When opened directly from Illustrator, both files opened as usual — a messy and complicated set of objects, but everything was there and editable.

I’m seemingly missing something.

Even if I could get it to work, I’m not understanding why opening them from Acrobat is better than opening them directly in Illustrator. Are you suggesting that Acrobat somehow cleans up the files to make them somehow better or cleaner in Illustrator? If so, I’m not quite sure how it would do that.

With my method, the PDF when placed usually comes in completely as an image in Illustrator.
It all comes apart nicely if you Object>flatten transparency with the vectors set to 100
and check the box to convert fonts to outlines (it defaults as unchecked.)

I forgot to mention previously that you don’t always want the outlines converted to strokes. Might want to uncheck that (it defaults as checked.)

See if that fixes the ‘placed images’ boxes in your test above.

But this is definitely not a file you want to rip a print from. This is solely to get vector text elements out of a PDF when they are needed.

1 Like

I will say that I use @PrintDriver’s method if I need to get a logo or some other vector element out of a PDF. Especially if I need text to be outlined.

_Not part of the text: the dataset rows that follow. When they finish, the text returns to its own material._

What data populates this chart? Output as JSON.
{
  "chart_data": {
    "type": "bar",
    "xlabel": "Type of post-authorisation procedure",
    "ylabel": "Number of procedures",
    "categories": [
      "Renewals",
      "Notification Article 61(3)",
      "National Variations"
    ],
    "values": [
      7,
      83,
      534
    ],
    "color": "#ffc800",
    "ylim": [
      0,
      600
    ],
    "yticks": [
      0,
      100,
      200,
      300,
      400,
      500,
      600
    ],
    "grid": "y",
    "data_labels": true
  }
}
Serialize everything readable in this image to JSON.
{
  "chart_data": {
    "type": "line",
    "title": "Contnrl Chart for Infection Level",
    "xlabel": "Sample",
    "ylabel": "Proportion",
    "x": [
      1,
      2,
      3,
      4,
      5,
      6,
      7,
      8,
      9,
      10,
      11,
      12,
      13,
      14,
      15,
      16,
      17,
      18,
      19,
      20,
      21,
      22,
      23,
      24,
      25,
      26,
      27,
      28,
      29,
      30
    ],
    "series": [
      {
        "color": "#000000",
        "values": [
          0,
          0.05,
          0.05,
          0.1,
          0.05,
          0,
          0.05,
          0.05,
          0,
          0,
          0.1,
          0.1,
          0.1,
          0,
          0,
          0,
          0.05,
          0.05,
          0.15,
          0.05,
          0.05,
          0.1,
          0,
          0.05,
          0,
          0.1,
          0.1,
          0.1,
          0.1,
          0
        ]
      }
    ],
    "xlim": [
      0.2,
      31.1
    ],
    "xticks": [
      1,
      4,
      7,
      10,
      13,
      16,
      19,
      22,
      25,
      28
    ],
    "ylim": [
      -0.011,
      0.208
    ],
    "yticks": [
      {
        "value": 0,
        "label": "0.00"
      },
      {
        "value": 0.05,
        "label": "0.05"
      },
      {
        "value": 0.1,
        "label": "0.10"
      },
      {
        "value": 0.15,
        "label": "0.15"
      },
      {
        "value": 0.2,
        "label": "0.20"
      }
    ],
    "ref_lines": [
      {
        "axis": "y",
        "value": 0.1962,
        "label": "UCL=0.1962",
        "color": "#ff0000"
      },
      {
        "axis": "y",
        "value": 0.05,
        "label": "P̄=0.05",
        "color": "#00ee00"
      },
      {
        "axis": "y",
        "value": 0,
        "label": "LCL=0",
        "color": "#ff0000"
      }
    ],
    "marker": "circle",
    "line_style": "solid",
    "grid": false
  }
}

Sure, the end result can be mix of messy objects and extraneous crud but it’s usually not a problem.

I just tried Flatten Transparency. Using Smurf2’s method, I get the same results — an uneditable image. Using your method, the various objects break apart quite nicely. There are still superfluous boxes around everything, but it’s workable.

I really can’t stand people who are just like, “get the logo from our website” but thats just a sign of the times.